F. Hoffmann-La Roche Ltd., Basel, Switzerland.
Neurobiol Dis. 2010 Nov;40(2):386-93. doi: 10.1016/j.nbd.2010.06.014. Epub 2010 Jul 6.
Long-term potentiation (LTP) and neurogenesis in the dentate gyrus (DG) are correlated forms of hippocampal plasticity which share, under physiological conditions, common regulatory mechanisms. In Alzheimer's disease (AD), their alterations are potentially associated with the early cellular pathology and cognitive decline. We analyzed DG LTP and neurogenesis in B6.152H mice, an amyloid precursor protein and presenilin 2 double-transgenic mouse model of amyloidosis and observed that DG LTP was strongly enhanced before and after amyloid plaque formation. Whereas proliferation of DG neuronal progenitor cells was unchanged, survival of newborn neurons was strongly decreased already before plaque formation. As similar alteration of neurogenesis was observed in PS2APP mice without changes in DG LTP (Richards et al. 2003), this study suggests that enhanced synaptic plasticity did not rescue impaired neurogenesis, and supports decreased survival of newborn neurons as an early event associated with AD detectable even before plaque formation.

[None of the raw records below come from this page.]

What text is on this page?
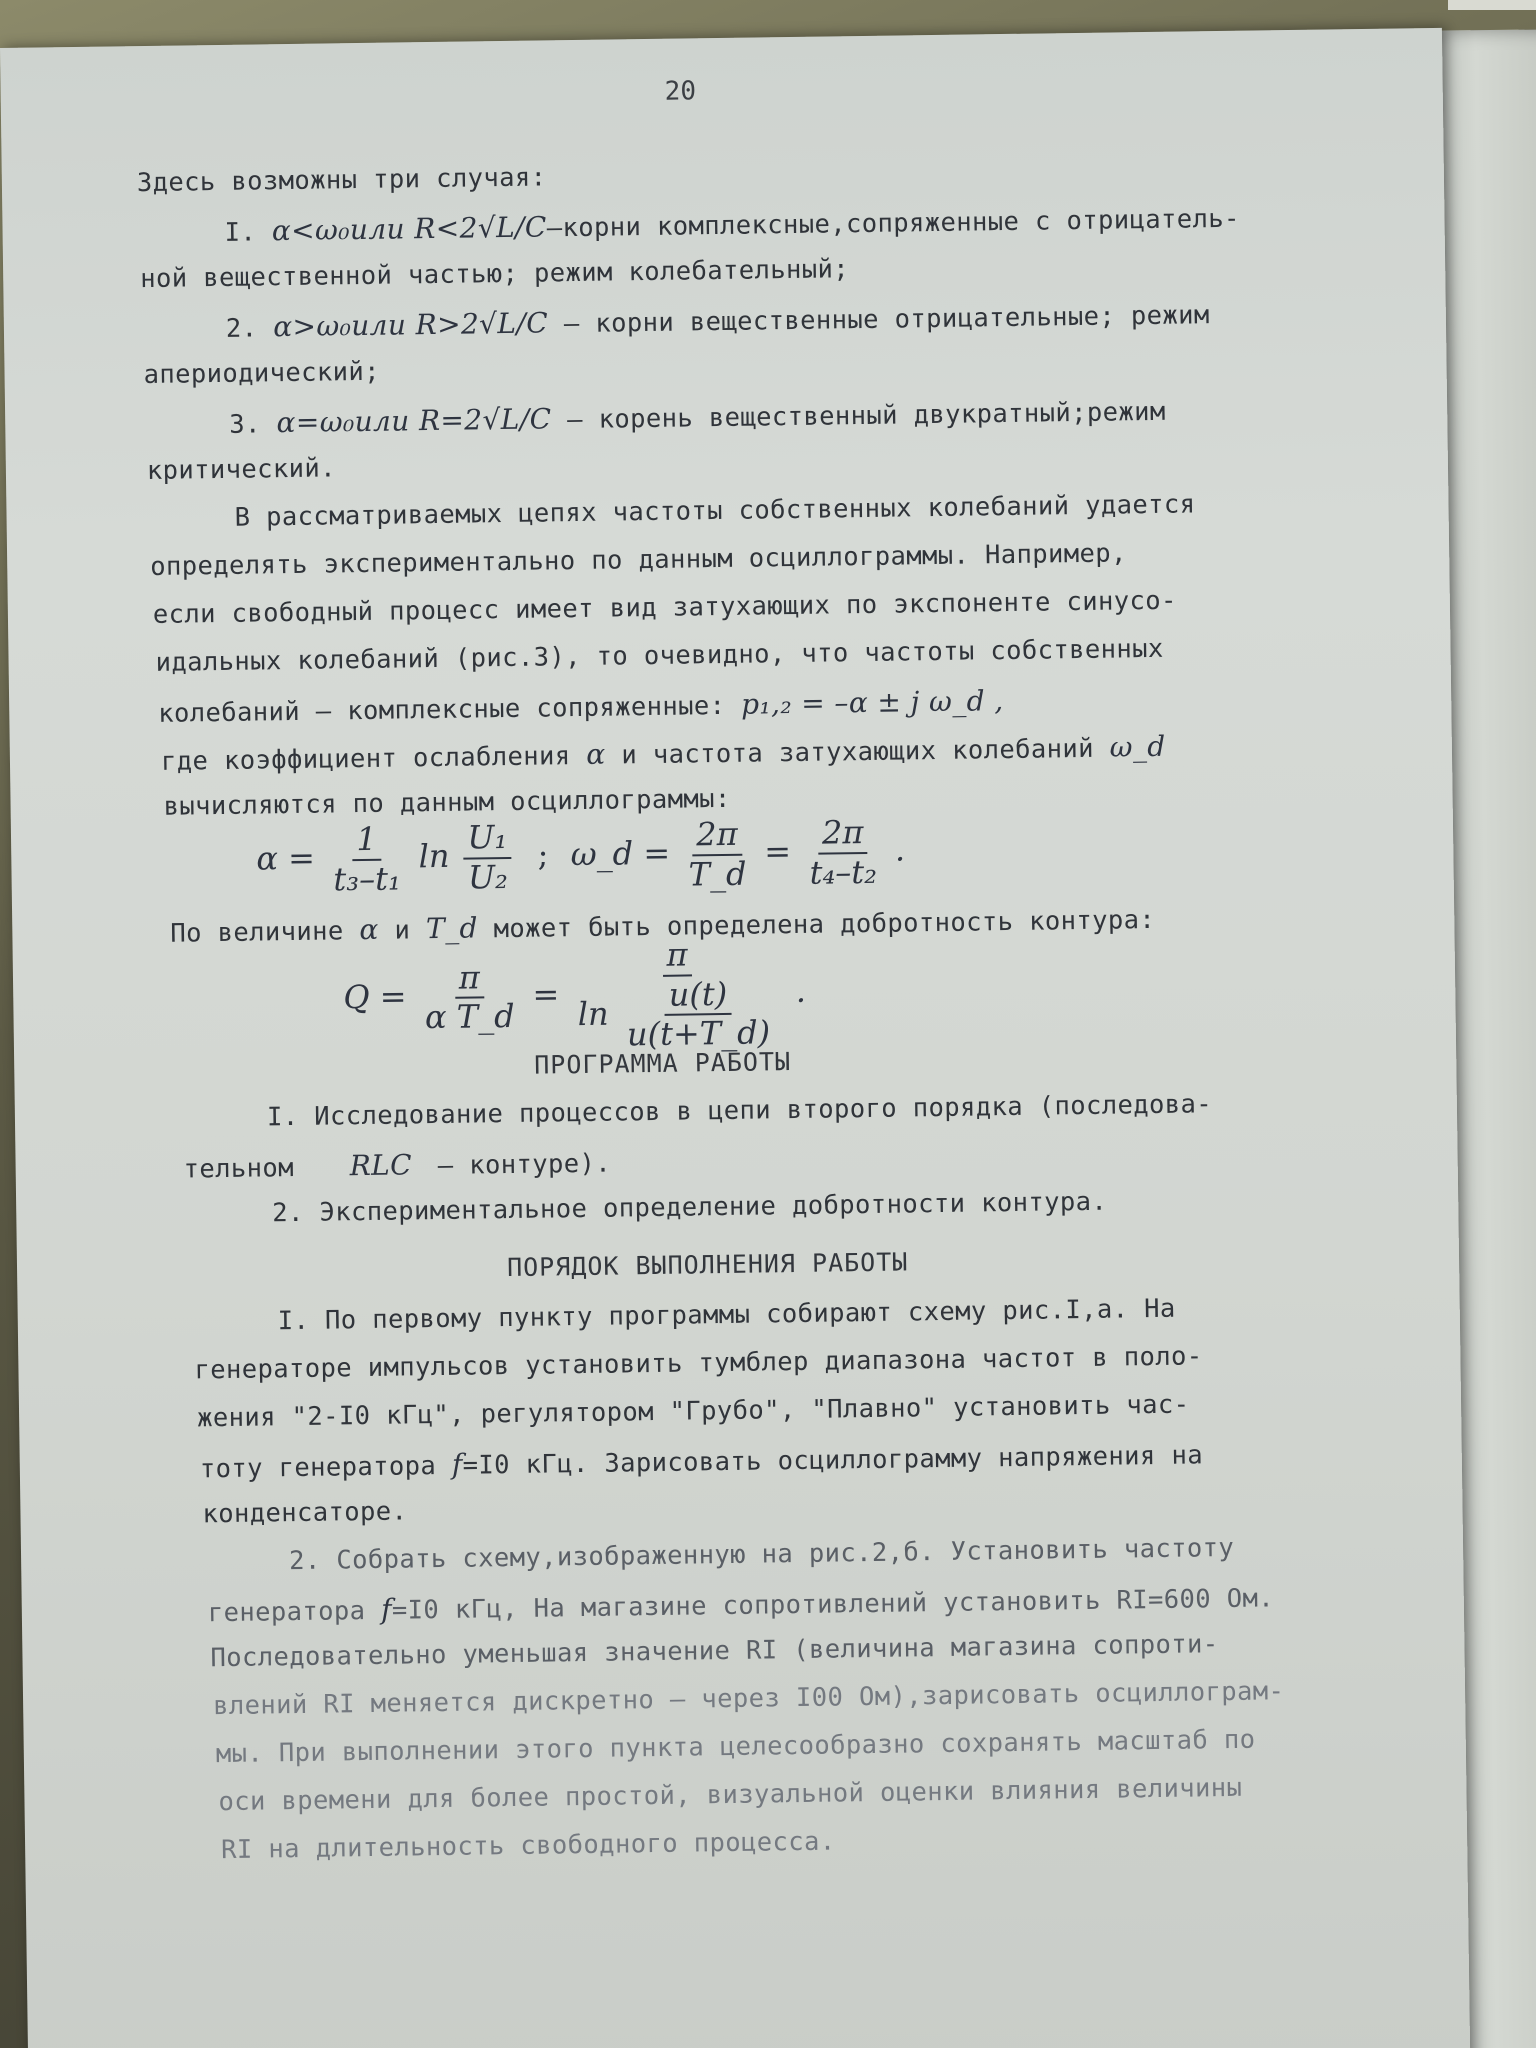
20
Здесь возможны три случая:
I. α<ω₀или R<2√L/C–корни комплексные,сопряженные с отрицатель-
ной вещественной частью; режим колебательный;
2. α>ω₀или R>2√L/C – корни вещественные отрицательные; режим
апериодический;
3. α=ω₀или R=2√L/C – корень вещественный двукратный;режим
критический.
В рассматриваемых цепях частоты собственных колебаний удается
определять экспериментально по данным осциллограммы. Например,
если свободный процесс имеет вид затухающих по экспоненте синусо-
идальных колебаний (рис.3), то очевидно, что частоты собственных
колебаний – комплексные сопряженные: p₁,₂ = –α ± j ω_d ,
где коэффициент ослабления α и частота затухающих колебаний ω_d
вычисляются по данным осциллограммы:
$\alpha = \frac{1}{\text{t₃–t₁}}$ $\ln \frac{\text{U₁}}{\text{U₂}}$ ; ω_d = $\frac{2\pi}{T\_d} = \frac{2\pi}{\text{t₄–t₂}}$ .
По величине α и T_d может быть определена добротность контура:
$Q = \frac{\pi}{\text{α T\_d}} = \frac{\pi}{\ln \frac{u(t)}{u(t+T\_d)}}$ .
ПРОГРАММА РАБОТЫ
I. Исследование процессов в цепи второго порядка (последова-
тельном RLC – контуре).
2. Экспериментальное определение добротности контура.
ПОРЯДОК ВЫПОЛНЕНИЯ РАБОТЫ
I. По первому пункту программы собирают схему рис.I,а. На
генераторе импульсов установить тумблер диапазона частот в поло-
жения "2-I0 кГц", регулятором "Грубо", "Плавно" установить час-
тоту генератора f=I0 кГц. Зарисовать осциллограмму напряжения на
конденсаторе.
2. Собрать схему,изображенную на рис.2,б. Установить частоту
генератора f=I0 кГц, На магазине сопротивлений установить RI=600 Ом.
Последовательно уменьшая значение RI (величина магазина сопроти-
влений RI меняется дискретно – через I00 Ом),зарисовать осциллограм-
мы. При выполнении этого пункта целесообразно сохранять масштаб по
оси времени для более простой, визуальной оценки влияния величины
RI на длительность свободного процесса.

长时程增强(LTP)和齿状回(DG)中的神经发生是海马可塑性的相关形式,在生理条件下,它们具有共同的调节机制。在阿尔茨海默病(AD)中,它们的改变可能与早期的细胞病理学和认知能力下降有关。我们分析了 B6.152H 小鼠的 DG LTP 和神经发生,B6.152H 是淀粉样前体蛋白和早老素 2 的双转基因淀粉样变性小鼠模型,结果发现 DG LTP 在淀粉样斑块形成前后明显增强。虽然 DG 神经元祖细胞的增殖没有变化,但在斑块形成之前,新生神经元的存活率就已经明显下降。由于在没有 DG LTP 改变的 PS2APP 小鼠中也观察到类似的神经发生改变(Richards 等人,2003),因此本研究表明,增强的突触可塑性并不能挽救受损的神经发生,并且支持新生神经元的存活减少是与 AD 相关的早期事件,甚至在斑块形成之前就可以检测到。